London’s design is bleak and haunting, as it’s always night time in-game. Each district feels pretty samey as a result, unfortunately, and this gets to be a nuisance as more of the map opens up because it’s a bit labyrinthine and there are LOTS of dead ends. And there’s no fast travel option. Repeatedly trekking from one end to the other absolutely killed my desire to entertain side-quests and by hour 10 (of a total 25) I started skipping most of them altogether. It’s not that Vampyr’s bite-sized London is huge or anything, but it’s big enough that constantly backtracking wore on me pretty hard. I don’t like to skip side-quests in RPGs, man! It sucks! And bites! And other vampire jokes!

Like I mentioned earlier, combat isn’t particularly great either and the boss fights can be absolutely punishing if you’re not leveling yourself up by sucking on (shut up) NPCs. Thankfully, for babies like me, there’s a baby ass baby mode that makes combat pretty trivial. Had this mode not been in place, I’m not sure if I’d have finished Vampyr — and that’s a real shame because it’s VERY good. If the combat felt more responsive and less sluggish I probably would have enjoyed it more, but it wasn’t as fine-tuned as the game thought it was.


Sure, I played through Vampyr on easy, but whatever. I play games to have fun, not overcome frustration at the hands of design choices I don’t find enjoyable. With easy mode making the plodding combat a non-issue, my only complaint really lies with the odd choice of skipping out on a fast travel system. I liked these characters that I got to know (and I wanted them to be worth more XP when I inevitably drank them dry), but boy did I not have a good time going back and forth the long way, battling vampire killers and beasts along the way.

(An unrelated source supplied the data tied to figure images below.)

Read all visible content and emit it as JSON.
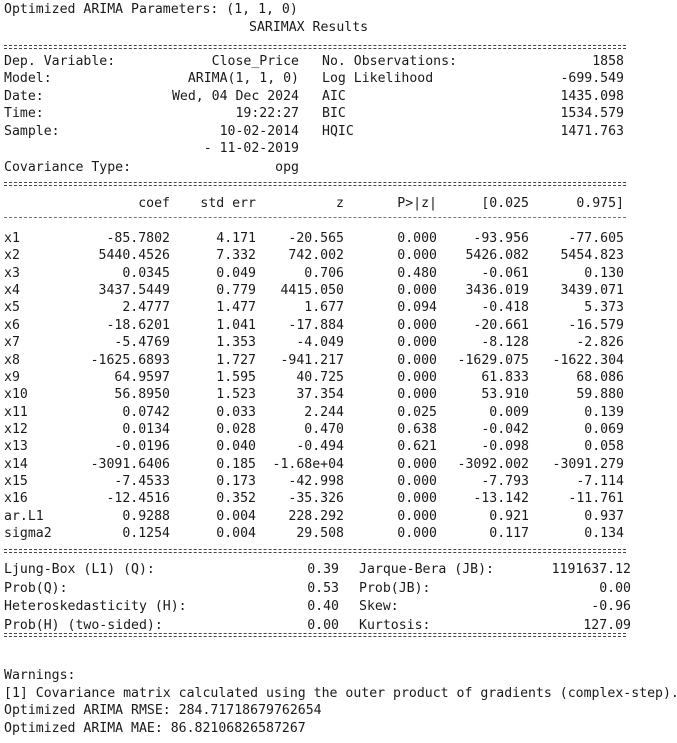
{
  "header_line": "Optimized ARIMA Parameters: (1, 1, 0)",
  "results_title": "SARIMAX Results",
  "info": {
    "dep_var_label": "Dep. Variable:",
    "dep_var_value": "Close_Price",
    "nobs_label": "No. Observations:",
    "nobs_value": "1858",
    "model_label": "Model:",
    "model_value": "ARIMA(1, 1, 0)",
    "loglik_label": "Log Likelihood",
    "loglik_value": "-699.549",
    "date_label": "Date:",
    "date_value": "Wed, 04 Dec 2024",
    "aic_label": "AIC",
    "aic_value": "1435.098",
    "time_label": "Time:",
    "time_value": "19:22:27",
    "bic_label": "BIC",
    "bic_value": "1534.579",
    "sample_label": "Sample:",
    "sample_start": "10-02-2014",
    "hqic_label": "HQIC",
    "hqic_value": "1471.763",
    "sample_end": "- 11-02-2019",
    "cov_label": "Covariance Type:",
    "cov_value": "opg"
  },
  "coef_headers": [
    "coef",
    "std err",
    "z",
    "P>|z|",
    "[0.025",
    "0.975]"
  ],
  "coef_rows": [
    [
      "x1",
      "-85.7802",
      "4.171",
      "-20.565",
      "0.000",
      "-93.956",
      "-77.605"
    ],
    [
      "x2",
      "5440.4526",
      "7.332",
      "742.002",
      "0.000",
      "5426.082",
      "5454.823"
    ],
    [
      "x3",
      "0.0345",
      "0.049",
      "0.706",
      "0.480",
      "-0.061",
      "0.130"
    ],
    [
      "x4",
      "3437.5449",
      "0.779",
      "4415.050",
      "0.000",
      "3436.019",
      "3439.071"
    ],
    [
      "x5",
      "2.4777",
      "1.477",
      "1.677",
      "0.094",
      "-0.418",
      "5.373"
    ],
    [
      "x6",
      "-18.6201",
      "1.041",
      "-17.884",
      "0.000",
      "-20.661",
      "-16.579"
    ],
    [
      "x7",
      "-5.4769",
      "1.353",
      "-4.049",
      "0.000",
      "-8.128",
      "-2.826"
    ],
    [
      "x8",
      "-1625.6893",
      "1.727",
      "-941.217",
      "0.000",
      "-1629.075",
      "-1622.304"
    ],
    [
      "x9",
      "64.9597",
      "1.595",
      "40.725",
      "0.000",
      "61.833",
      "68.086"
    ],
    [
      "x10",
      "56.8950",
      "1.523",
      "37.354",
      "0.000",
      "53.910",
      "59.880"
    ],
    [
      "x11",
      "0.0742",
      "0.033",
      "2.244",
      "0.025",
      "0.009",
      "0.139"
    ],
    [
      "x12",
      "0.0134",
      "0.028",
      "0.470",
      "0.638",
      "-0.042",
      "0.069"
    ],
    [
      "x13",
      "-0.0196",
      "0.040",
      "-0.494",
      "0.621",
      "-0.098",
      "0.058"
    ],
    [
      "x14",
      "-3091.6406",
      "0.185",
      "-1.68e+04",
      "0.000",
      "-3092.002",
      "-3091.279"
    ],
    [
      "x15",
      "-7.4533",
      "0.173",
      "-42.998",
      "0.000",
      "-7.793",
      "-7.114"
    ],
    [
      "x16",
      "-12.4516",
      "0.352",
      "-35.326",
      "0.000",
      "-13.142",
      "-11.761"
    ],
    [
      "ar.L1",
      "0.9288",
      "0.004",
      "228.292",
      "0.000",
      "0.921",
      "0.937"
    ],
    [
      "sigma2",
      "0.1254",
      "0.004",
      "29.508",
      "0.000",
      "0.117",
      "0.134"
    ]
  ],
  "diagnostics": [
    {
      "label": "Ljung-Box (L1) (Q):",
      "value": "0.39",
      "label2": "Jarque-Bera (JB):",
      "value2": "1191637.12"
    },
    {
      "label": "Prob(Q):",
      "value": "0.53",
      "label2": "Prob(JB):",
      "value2": "0.00"
    },
    {
      "label": "Heteroskedasticity (H):",
      "value": "0.40",
      "label2": "Skew:",
      "value2": "-0.96"
    },
    {
      "label": "Prob(H) (two-sided):",
      "value": "0.00",
      "label2": "Kurtosis:",
      "value2": "127.09"
    }
  ],
  "warnings_title": "Warnings:",
  "warning_1": "[1] Covariance matrix calculated using the outer product of gradients (complex-step).",
  "rmse_line": "Optimized ARIMA RMSE: 284.71718679762654",
  "mae_line": "Optimized ARIMA MAE: 86.82106826587267"
}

Overall, I really am glad I gave Vampyr a second chance. It truly is a brilliant horror game with a lot of meat on its bones and it lets developer DONTNOD do what they do best: tell compelling stories with the player’s choices having extreme consequences. I’d love to see what they can do with a sequel and, really, I just want to hear Dr. Reid’s beautiful, breathy English accent narrate every book I own. Here’s hoping that if the former happens, a little more polish goes into the combat and quality-of-life improvements are taken into consideration.

I also still have no idea why it’s spelled “Vampyr.”

7 thoughts on “[REVIEW] Vampyr

  1. I really enjoyed Vampyr, played through it earlier this year, and found it really enjoyable. When I played it, they had not implemented difficulty settings yet, and the first few hours of the game was a pretty tough grind until you started upgrading your abilities, but by the end, it was really pretty easy.

    Liked by 1 person

  2. Hm…I guess I’ll have to go and check which difficulty I played on. The fights were really aggravating, and I stopped playing the game about halfway through.

    I don’t have a problem with playing on the lowest setting anyway, but by that time I obviously had forgotten that I had to choose one to begin with.


  3. I threw in the towel on this one fairly early. Rented it around launch. Gameplay was a bit of a slog for me. Maybe the new lower difficulty would be a way to further my enjoyment or make it easier to enjoy the story/atmosphere that seemed more its strength. I like Dontnod which is why I gave it a try and I’d still like to give it another shot. Great review! Might have me giving this another go.